Study Finds No Significant Difference In Clinical Outcomes Of Opioid Use Disorder Patients Despite Increase In Telemedicine Use

A new study featured in the JAMA Network Open has revealed that there is no significant difference in clinical outcomes among opioid use disorder (OUD) patients regardless of whether they are receiving treatment from clinicians with high or low telehealth use.

The COVID-19 pandemic has resulted in an unprecedented shift in the way opioid use disorder treatment is delivered, with a move towards increased use of telemedicine. This new approach has been proposed as a potential solution to reduce barriers to OUD treatment, with preliminary research suggesting that telemedicine may lead to increased access to buprenorphine and higher rates of MOUD initiation. This new study was conducted in order to examine clinical telemedicine use during the pandemic and its associted differences in care for OUD.

For this study, researchers looked at claims for telemedicine visits over two separate periods: March 14, 2019, to March 13, 2020, and March 14, 2020, to March 13, 2021. The criteria for inclusion in the study as a patient included having opioid use disorder (OUD) and being enrolled in a commercial insurance or Medicare Advantage plan. Clinicians included in the study provided office-based OUD treatment and were divided into low, medium, or high telehealth-use groups.

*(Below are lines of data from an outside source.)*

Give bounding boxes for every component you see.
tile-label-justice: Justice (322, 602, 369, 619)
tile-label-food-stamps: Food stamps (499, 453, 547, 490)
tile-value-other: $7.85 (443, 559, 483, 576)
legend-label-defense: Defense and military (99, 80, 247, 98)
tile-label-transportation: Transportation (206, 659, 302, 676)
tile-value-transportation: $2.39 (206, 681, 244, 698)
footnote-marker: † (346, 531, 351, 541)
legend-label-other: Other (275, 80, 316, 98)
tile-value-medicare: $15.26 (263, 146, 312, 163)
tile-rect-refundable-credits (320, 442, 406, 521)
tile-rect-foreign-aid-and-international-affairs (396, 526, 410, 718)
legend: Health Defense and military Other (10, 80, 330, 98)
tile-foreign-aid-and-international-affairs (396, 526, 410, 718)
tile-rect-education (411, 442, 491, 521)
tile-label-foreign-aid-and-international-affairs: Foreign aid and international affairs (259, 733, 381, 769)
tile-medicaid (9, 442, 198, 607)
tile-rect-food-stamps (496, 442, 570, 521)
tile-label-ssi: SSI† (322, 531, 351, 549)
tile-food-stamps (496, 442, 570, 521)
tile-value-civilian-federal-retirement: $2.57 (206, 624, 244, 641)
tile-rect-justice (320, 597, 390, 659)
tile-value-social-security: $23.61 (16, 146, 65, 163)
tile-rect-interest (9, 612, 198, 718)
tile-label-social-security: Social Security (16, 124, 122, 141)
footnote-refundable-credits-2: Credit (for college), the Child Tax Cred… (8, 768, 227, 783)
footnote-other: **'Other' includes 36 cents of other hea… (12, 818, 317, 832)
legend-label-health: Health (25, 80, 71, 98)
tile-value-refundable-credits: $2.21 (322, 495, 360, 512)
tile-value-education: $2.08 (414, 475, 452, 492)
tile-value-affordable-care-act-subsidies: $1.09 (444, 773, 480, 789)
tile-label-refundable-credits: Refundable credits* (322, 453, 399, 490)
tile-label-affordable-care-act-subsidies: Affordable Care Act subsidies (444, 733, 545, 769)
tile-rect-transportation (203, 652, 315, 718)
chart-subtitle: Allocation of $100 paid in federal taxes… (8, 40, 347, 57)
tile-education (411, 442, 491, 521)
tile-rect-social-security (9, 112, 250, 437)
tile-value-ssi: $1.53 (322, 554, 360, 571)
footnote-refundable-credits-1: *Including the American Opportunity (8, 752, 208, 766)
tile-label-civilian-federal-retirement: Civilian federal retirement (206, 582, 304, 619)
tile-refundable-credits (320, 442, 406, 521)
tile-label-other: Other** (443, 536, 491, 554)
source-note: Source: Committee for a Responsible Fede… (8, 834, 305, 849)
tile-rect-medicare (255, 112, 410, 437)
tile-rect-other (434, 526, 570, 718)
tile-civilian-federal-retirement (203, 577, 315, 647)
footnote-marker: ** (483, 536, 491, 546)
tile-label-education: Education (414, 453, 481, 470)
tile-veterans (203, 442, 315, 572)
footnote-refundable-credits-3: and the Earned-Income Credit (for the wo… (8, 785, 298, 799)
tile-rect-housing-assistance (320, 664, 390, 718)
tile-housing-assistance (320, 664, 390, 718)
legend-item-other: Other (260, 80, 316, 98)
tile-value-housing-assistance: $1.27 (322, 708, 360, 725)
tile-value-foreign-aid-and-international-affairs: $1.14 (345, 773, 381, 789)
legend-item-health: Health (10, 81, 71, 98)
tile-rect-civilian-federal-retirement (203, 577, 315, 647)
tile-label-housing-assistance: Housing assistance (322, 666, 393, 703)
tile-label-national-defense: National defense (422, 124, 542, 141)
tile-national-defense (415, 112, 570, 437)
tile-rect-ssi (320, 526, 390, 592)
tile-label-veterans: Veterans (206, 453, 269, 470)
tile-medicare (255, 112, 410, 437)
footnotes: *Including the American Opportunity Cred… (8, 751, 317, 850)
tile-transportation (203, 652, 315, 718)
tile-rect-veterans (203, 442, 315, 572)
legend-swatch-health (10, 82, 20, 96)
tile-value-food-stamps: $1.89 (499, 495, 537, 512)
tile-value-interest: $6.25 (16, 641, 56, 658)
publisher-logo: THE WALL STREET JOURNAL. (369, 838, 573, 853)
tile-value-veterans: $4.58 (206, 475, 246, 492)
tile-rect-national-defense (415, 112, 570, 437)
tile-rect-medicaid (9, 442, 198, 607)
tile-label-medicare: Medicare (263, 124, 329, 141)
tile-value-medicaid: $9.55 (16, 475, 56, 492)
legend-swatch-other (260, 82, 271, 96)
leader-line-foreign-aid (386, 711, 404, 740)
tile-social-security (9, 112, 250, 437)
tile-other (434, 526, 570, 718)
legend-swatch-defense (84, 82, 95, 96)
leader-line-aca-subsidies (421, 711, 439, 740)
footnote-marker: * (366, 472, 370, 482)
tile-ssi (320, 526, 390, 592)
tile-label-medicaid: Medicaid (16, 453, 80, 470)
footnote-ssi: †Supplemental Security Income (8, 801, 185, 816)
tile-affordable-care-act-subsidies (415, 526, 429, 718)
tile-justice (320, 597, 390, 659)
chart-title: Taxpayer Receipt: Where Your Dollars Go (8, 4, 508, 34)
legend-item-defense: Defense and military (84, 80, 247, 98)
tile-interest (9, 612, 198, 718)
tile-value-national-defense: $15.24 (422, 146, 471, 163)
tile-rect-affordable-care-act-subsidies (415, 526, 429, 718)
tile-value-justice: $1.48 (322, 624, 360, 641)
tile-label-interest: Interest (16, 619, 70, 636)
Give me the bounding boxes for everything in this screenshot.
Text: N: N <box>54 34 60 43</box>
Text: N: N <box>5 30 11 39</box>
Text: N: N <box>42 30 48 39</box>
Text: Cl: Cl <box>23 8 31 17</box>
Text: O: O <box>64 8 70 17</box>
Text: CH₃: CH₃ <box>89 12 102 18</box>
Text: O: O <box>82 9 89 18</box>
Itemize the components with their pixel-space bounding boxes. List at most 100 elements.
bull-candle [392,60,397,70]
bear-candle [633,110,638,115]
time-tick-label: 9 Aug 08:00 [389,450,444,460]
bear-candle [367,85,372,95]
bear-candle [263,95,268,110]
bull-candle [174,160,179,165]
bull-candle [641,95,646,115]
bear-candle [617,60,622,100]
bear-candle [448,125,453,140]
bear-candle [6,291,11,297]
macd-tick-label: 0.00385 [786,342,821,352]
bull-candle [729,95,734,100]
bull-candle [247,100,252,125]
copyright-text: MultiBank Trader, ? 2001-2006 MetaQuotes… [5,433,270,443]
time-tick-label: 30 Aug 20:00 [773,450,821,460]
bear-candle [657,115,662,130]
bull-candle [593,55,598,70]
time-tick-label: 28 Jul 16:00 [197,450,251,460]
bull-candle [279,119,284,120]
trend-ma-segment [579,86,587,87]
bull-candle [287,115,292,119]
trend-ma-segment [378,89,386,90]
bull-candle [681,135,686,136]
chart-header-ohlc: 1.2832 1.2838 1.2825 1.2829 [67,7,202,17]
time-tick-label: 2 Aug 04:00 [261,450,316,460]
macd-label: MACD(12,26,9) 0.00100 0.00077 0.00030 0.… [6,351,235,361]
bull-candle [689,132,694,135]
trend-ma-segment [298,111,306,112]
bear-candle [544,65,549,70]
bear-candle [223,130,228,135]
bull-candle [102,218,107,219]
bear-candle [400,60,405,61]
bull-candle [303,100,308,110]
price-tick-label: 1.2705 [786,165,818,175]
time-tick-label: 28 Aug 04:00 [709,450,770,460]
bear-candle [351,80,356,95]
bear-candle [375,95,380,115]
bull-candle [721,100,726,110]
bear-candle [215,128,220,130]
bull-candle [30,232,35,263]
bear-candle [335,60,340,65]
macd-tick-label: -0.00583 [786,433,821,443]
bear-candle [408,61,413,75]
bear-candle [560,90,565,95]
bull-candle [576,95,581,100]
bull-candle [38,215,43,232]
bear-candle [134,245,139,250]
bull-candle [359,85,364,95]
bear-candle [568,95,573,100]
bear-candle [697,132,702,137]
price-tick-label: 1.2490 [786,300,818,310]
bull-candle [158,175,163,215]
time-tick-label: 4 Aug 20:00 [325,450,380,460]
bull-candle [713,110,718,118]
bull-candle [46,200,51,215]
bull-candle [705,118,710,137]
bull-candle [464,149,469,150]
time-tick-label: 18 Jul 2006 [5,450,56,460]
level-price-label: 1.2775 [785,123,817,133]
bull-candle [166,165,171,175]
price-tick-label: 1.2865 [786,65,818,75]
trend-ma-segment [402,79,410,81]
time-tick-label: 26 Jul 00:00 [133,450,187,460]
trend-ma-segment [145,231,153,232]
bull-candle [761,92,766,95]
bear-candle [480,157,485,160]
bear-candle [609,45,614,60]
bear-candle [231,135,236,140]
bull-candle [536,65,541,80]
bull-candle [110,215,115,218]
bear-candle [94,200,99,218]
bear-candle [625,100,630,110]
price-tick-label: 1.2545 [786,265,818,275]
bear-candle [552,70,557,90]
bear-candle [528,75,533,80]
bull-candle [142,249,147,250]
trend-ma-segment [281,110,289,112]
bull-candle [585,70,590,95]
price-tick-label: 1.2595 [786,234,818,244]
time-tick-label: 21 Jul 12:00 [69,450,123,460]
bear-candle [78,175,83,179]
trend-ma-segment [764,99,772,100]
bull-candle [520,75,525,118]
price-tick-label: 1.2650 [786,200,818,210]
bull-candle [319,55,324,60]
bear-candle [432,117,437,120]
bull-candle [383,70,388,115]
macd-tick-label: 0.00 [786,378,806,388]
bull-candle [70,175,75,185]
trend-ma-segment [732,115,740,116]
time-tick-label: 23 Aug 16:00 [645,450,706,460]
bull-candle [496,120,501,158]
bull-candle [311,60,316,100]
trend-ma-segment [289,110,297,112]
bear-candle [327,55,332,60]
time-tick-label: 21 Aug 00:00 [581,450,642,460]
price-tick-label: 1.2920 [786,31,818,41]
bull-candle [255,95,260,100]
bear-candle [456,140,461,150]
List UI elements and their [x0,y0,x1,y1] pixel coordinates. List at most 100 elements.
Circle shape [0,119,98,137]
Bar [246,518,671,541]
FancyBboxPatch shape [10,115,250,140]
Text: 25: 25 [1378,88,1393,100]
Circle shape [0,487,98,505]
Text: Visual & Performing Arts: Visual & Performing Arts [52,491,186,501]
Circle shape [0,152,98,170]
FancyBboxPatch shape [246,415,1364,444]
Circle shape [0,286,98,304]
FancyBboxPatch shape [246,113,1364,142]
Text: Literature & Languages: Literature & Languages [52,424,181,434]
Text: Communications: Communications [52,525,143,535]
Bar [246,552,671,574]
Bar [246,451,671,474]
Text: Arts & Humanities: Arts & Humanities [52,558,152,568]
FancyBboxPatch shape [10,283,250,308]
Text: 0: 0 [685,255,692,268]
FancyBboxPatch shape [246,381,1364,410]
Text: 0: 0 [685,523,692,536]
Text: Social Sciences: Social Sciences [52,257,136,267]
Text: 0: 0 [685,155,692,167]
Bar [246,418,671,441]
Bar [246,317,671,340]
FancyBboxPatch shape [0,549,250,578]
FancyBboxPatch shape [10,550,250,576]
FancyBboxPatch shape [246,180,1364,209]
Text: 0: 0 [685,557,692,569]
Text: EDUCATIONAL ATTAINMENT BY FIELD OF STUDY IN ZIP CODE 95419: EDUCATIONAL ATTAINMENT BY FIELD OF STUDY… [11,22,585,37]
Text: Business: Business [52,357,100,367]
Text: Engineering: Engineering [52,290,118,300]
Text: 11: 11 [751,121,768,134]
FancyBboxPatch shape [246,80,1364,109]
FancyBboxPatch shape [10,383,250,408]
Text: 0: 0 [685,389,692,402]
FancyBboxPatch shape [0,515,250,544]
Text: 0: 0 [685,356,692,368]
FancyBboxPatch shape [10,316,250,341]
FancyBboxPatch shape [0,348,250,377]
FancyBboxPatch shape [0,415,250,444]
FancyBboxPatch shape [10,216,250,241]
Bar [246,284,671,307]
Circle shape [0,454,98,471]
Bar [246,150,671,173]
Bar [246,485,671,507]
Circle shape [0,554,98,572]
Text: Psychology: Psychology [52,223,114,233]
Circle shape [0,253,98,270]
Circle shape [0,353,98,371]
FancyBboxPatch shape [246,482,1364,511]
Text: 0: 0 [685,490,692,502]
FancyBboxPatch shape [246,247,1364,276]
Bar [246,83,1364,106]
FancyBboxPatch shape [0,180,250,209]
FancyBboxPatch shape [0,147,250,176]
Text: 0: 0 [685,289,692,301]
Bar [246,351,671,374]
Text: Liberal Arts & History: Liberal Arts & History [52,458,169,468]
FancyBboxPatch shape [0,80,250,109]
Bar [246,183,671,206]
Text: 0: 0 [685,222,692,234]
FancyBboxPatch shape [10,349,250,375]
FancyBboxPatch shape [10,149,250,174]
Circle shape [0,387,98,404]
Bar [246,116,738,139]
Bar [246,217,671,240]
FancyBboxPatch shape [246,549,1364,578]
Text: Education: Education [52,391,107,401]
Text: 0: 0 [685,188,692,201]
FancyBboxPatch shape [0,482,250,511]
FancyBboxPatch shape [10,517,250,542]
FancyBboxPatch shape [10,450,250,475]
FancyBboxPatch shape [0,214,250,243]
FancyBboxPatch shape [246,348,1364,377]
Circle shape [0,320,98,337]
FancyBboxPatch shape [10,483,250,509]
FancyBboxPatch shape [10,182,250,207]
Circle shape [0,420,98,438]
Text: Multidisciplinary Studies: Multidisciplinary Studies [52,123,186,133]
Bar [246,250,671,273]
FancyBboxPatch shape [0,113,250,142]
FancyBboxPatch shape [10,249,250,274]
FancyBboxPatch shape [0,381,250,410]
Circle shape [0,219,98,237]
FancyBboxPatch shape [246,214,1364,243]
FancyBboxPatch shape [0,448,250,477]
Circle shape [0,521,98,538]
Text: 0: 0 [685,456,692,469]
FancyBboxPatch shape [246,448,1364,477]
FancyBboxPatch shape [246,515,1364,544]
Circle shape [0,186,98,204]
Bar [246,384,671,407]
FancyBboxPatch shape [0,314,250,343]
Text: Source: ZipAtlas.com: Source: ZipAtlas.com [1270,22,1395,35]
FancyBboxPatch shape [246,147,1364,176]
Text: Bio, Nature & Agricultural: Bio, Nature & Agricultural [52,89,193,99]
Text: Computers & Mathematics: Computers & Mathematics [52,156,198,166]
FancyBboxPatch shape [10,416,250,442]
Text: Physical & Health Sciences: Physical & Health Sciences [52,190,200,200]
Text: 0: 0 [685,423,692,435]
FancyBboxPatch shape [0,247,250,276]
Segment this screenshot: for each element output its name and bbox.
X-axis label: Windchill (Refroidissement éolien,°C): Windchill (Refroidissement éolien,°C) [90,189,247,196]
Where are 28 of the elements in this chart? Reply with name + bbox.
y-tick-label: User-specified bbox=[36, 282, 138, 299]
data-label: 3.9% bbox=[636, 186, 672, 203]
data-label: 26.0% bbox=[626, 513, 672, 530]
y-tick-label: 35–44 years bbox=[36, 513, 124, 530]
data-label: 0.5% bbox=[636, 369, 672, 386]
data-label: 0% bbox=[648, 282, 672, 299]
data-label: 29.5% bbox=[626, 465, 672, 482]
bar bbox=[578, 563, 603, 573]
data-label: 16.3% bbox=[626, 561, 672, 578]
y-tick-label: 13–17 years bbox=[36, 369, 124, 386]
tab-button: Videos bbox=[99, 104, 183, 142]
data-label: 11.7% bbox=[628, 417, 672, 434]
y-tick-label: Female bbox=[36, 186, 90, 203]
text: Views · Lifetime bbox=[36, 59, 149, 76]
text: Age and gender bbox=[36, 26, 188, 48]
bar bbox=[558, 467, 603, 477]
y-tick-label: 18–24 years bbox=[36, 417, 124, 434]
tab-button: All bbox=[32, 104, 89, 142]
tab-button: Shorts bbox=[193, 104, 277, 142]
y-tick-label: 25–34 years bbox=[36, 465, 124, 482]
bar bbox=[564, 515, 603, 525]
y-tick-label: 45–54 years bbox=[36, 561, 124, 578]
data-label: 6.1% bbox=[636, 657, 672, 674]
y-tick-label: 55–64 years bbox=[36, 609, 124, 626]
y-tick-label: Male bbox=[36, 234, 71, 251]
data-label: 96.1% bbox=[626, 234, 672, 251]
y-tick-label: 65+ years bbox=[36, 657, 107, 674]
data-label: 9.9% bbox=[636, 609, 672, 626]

The study population consisted of 11,801 patients who received treatment from 1,768 clinicians, with a mean age of 53.9, and 5,902 of them were male. The outcomes assessed were all outpatient visits, the type of OUD visit within 90 days of an index visit, the prescribing of medications for OUD (MOUD), and clinical events related to OUD, such as drug overdose or rehabilitation center stay.

The researchers determined that despite an increase in the use of telehealth for opioid use disorder (OUD) between the pre-pandemic and mid-pandemic periods, the overall visit volume for OUD episodes per patient remained consistent among clinicians who had either high or low telehealth use rates. Additionally, there were no discernable alterations in the initiation of medication for opioid use disorder (MOUD), number of days’ supply of MOUD, or opioid-related clinical events among all participants.

The researchers determined  that the results showed that care patterns and outcomes of these patients were comparable whether they were treated by clinicians who primarily used telemedicine or those who provided in-person care. Additionally, they stated that there was no evidence to suggest that telemedicine was used excessively by clinicians with high versus low telemedicine use, or that its adoption was linked to greater access or improved quality of care. The researchers concluded “taken together, these findings suggest that telemedicine is an acceptable alternative for OUD treatment, but is unlikely to significantly alter care quality or access in the short term.”

The study did note some limitations, however, such as its observational nature, meaning that associations were reported rather than causal links. Furthermore, the findings may not be applicable to other populations, and the outcomes only capture a part of the access to care process. Additionally, the researchers were unable to measure long-acting buprenorphine implants or other important clinical outcomes such as OUD relapse or patient functioning, and the rates of overdose were restricted to those who initiated OUD treatment.